Finding Knowledge: What Is It To ‘Know’ When We Search?
- Institute of Network Cultures
- Publication Type:
- Society of the Query Reader: Reflections on Web Search, 2014, pp. 227 - 238
- Issue Date:
The issue of the epistemological implications of our social and technical interactions with information is the subject of this essay. This will be specified by looking at the role of the search engine as an informant, offering testimonial knowledge on a query; at the question of how the receiver of testimony should be taken into account by those giving the information; and how we should deal with multiplicity of perspectives, or indeed gaps in our knowledge. We should seek to understand the nature of ‘knowledge’, and how informants – including non-human informants – mediate our understanding of the world around us, and have always done so. This essay turns to these questions, discussing some issues with researching technological changes, and then what role search functions fulfill, and how such functions affect our own understanding of ‘knowledge’. Such an analysis has profound implications, for example in education.
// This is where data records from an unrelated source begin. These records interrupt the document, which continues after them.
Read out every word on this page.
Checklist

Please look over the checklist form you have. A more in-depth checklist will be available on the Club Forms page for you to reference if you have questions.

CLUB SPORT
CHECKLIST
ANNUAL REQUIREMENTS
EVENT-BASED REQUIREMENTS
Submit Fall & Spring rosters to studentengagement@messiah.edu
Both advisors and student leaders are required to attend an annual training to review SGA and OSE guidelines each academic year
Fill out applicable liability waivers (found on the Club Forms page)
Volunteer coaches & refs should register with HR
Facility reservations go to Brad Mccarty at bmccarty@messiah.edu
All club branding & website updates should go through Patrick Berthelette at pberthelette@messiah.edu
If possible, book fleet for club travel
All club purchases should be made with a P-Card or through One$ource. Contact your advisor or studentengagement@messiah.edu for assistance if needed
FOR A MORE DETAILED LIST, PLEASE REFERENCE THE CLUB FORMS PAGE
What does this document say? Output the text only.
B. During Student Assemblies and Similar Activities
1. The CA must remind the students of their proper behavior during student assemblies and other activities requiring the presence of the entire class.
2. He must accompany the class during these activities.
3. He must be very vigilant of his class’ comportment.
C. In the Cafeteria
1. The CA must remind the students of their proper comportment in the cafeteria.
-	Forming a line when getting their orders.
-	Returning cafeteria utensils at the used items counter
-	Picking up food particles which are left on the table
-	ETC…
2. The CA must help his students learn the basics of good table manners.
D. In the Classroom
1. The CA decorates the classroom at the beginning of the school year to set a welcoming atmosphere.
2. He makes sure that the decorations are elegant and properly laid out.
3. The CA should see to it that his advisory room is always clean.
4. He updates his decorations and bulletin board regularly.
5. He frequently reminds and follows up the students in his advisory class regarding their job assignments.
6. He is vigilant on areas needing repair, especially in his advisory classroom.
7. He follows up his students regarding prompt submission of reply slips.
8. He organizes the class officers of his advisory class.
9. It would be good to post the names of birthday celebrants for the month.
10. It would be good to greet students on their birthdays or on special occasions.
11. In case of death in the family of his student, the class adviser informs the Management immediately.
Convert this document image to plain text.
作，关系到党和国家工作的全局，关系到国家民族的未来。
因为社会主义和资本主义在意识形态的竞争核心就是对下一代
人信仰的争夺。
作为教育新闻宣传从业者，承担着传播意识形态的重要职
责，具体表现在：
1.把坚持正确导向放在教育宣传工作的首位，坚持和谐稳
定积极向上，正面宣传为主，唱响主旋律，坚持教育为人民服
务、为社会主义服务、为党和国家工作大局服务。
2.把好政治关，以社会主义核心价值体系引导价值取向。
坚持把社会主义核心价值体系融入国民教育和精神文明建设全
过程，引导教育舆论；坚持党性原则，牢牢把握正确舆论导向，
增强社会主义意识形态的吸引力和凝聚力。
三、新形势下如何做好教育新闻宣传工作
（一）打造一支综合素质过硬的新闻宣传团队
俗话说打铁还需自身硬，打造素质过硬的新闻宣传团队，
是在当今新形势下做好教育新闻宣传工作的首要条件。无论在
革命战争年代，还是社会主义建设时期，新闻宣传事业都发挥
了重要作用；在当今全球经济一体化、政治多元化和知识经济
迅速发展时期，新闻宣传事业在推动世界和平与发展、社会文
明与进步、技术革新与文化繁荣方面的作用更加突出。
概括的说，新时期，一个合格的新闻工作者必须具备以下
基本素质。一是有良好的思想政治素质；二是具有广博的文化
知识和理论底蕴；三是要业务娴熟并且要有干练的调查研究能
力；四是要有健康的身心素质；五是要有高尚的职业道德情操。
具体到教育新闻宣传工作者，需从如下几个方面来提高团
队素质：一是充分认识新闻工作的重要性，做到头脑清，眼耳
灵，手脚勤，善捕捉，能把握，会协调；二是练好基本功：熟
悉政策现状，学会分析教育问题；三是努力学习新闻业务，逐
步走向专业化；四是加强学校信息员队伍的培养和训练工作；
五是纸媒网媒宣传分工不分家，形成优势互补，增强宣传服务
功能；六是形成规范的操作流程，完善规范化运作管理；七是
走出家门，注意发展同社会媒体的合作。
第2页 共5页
Under what circumstances do we accept that students ‘know’ something; how we do we decide that they know (that is, how do educators claim knowledge on their student’s knowledge states); but also what sort of knowledge is important important to know in such a situation, these are all important questions. Furthermore, how we think about the future of such technology and the ways that technology might change what we know (for better or worse) is important.